So, you need a quick idea for a drill and across your computer screen appears this video from out Brothers in Farmingdale, NY. Instead of "Monday Morning Quarterbacking" which a lot of our folks like to do, keep this in mind:
1) Day time alarm with limited manpower.
2) No access to the basement from the interior.
3) Visible fire showing on the "3" aka "C" side of the building.
4) Junior Crew.
I like the fact that the men are talking to each other and coming up with a game plan prior to arrival. Make sure your PPE is properly on before getting off the rig. The hose stretch is always a task we can work on. Proper stretch and calculation of lengths will equal an easier time getting that line into operation. The pre connects that many of us use are good, but..... make sure it is properly flaked out or if need be, remove a length on a close stretch. The officer makes a great call, knock it down and let's move in. The quarterbacks are saying "risk vs reward, put it out from the window". The officer made an educated decision and penetrated the fire area with a quick knockdown that SAVED THE HOUSE.

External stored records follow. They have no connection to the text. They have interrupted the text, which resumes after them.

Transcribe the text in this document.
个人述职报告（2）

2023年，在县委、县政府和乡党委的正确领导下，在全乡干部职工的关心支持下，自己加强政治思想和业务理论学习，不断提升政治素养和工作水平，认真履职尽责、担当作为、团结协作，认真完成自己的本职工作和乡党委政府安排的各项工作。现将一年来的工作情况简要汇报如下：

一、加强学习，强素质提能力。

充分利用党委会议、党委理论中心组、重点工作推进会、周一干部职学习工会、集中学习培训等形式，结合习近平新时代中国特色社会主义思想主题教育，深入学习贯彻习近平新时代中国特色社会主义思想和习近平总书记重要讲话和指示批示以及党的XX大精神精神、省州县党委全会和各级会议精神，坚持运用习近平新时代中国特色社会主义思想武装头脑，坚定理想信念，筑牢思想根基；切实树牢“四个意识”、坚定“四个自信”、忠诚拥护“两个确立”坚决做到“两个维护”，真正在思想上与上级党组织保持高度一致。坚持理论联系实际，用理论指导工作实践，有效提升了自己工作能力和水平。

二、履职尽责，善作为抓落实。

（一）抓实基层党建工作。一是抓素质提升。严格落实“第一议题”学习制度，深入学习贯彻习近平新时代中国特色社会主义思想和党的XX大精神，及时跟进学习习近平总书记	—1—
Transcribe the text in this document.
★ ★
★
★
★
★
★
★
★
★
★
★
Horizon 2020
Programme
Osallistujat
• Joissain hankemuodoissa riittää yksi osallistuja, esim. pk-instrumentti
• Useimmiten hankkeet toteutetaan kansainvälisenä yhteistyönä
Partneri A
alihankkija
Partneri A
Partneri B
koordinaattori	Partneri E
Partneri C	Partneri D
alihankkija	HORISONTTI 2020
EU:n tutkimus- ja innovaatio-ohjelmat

Back-up line? Especially for basement fires, make sure that line is in place. Use the camera as the officer and show it to the nozzle firefighter so that he / she can see what you see and properly put water on the fire. Communication during the attack was very good. Where is the fire? Control your breathing, reports to command.....
That's my 10 minute take on this fire. Any points I missed???undefined
Great read and video Lt. Did the officer break that basement window on the "B" side of the dwelling? And if so, why did he? And also when he asked his nozzle-man to knock it down real quick on that "B" side window then quickly changed his mind and said "it should be opened".. why would he change his mind and what would be the purpose for changing his mind?
Lets not forget, good truck work: opening up above the fire to check and extinguish any fire. Aggressive COORDINATED fire attack is necessary for a successful operation.
Hey Jacob, when I walked around to exposure 2 (b) the heat had already made the window fail. Knowing the water was coming I cleared out the rest of the window. I was going to have the nozzle made quickly hit it, but decided that since it is chugging out exposure 3 (c) we would be able to create a flow path with the line to blow the high heat out that window.
Such an interesting post to help prevent and deal with basement fires. You are doing a great service for this world with your informative blog.